Eniko bound forward, crouched down next to him and touched his face. Balthazar blinked, groaned, half-smiled in recognition, turned on his side and coughed, sending a gout of blood from his nose. Then Eniko realised. Her right hand, the one that had been holding her phone, was empty.
Prime minister’s office, Hungarian Parliament, 3.00 p.m.
Pal Palkovics sat back with his feet up on his carved oak desk watching state television’s afternoon news on his computer monitor. The reporter, a rangy brunette in her early thirties, was standing by a large construction works on the southern border, next to a large earth digger, piles of razor wire and bags of cement. The fence, which would seal off the frontier with Serbia through which most migrants passed, would be finished in a week, she exclaimed excitedly. ‘Then we will be free of the migrant terror.’ The camera panned across the border to the edge of Serbia, where hundreds of weary-look-ing migrants waited listlessly in the afternoon heat.

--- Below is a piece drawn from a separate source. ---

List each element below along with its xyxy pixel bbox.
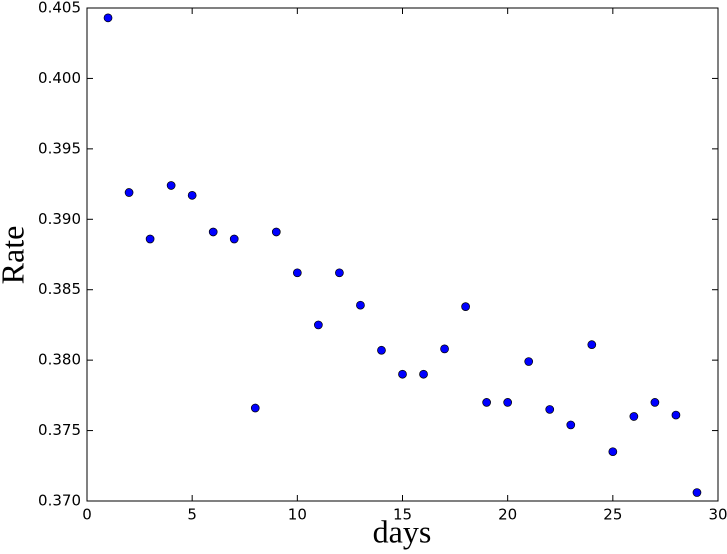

Palkovics switched the report off. The border fence – in fact a twelve-foot concrete wall – had provoked protests from human rights organisations, the European Union and the small liberal parties that were not part of his grand coalition. He ignored all of them. The polls, both public and private, showed overwhelming support for sealing off the frontier. He looked around his large corner office in the neo-Gothic parliament building. Hungary’s prime minister had been in power for six months, and he still relished his workplace. The walls were half lined with varnished wooden panels. The Bridge at Mostar, by Csontvary, one of Hungary’s greatest artists, hung over the white marble fireplace, the pale arch of the bridge and the bright colours of its surrounds shining in the afternoon sunlight. A closed set of double wooden doors stood on the far side of the office.